Daniel Schorr, the veteran journalist who took on giants and started his career with JTA, has died.
Schorr, 93, died Friday in Washington, according to a statement from NPR, where he still worked as a commentator.
Schorr started working as a journalist at the Jewish Telegraphic Agency from 1934 to 1941. He first worked for its daily newspaper, the Jewish Daily Bulletin, as a reporter and then after its demise for JTA as a cable rewrite man, writing news stories based on cables from around the world.
After JTA, he worked for a while for a Dutch news agency, served in the army, and then returned to the Dutch agency, always pressing for a New York Times job.
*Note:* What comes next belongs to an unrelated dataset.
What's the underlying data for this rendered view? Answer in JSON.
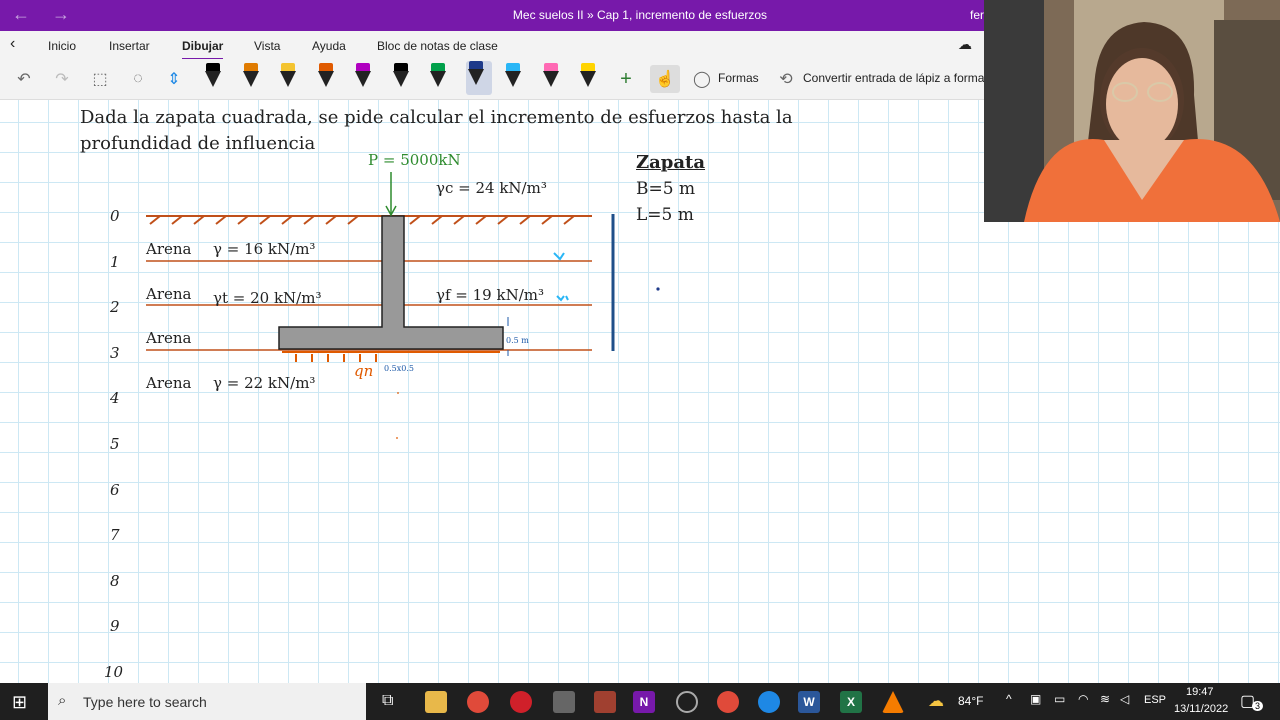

After finally being turned down in 1953 – because, he said, the paper feared having too many Jewish bylines – he landed a job with CBS and opened its Moscow bureau, where he worked until Soviet authorities told him not to return from a vacation, in 1957.
His aggressive coverage of government earned him enemies. He even made President Nixon’s famed “enemies list” for his coverage of the Watergate wiretapping and burglary scandal, which earned him three Emmys.
He parted with CBS in 1976 over its refusal to air his scoop about a congressional report on CIA malfeasance.
He worked for CNN for from its inception in 1979 until he fell out with management in 1985 over his refusal to accommodate former politicians as commentators equal to journalists. Since then he worked for NPR.
According to the New York Times, he is survived by his wife, Lisbeth, a daughter, Lisa, and a son, Jonathan.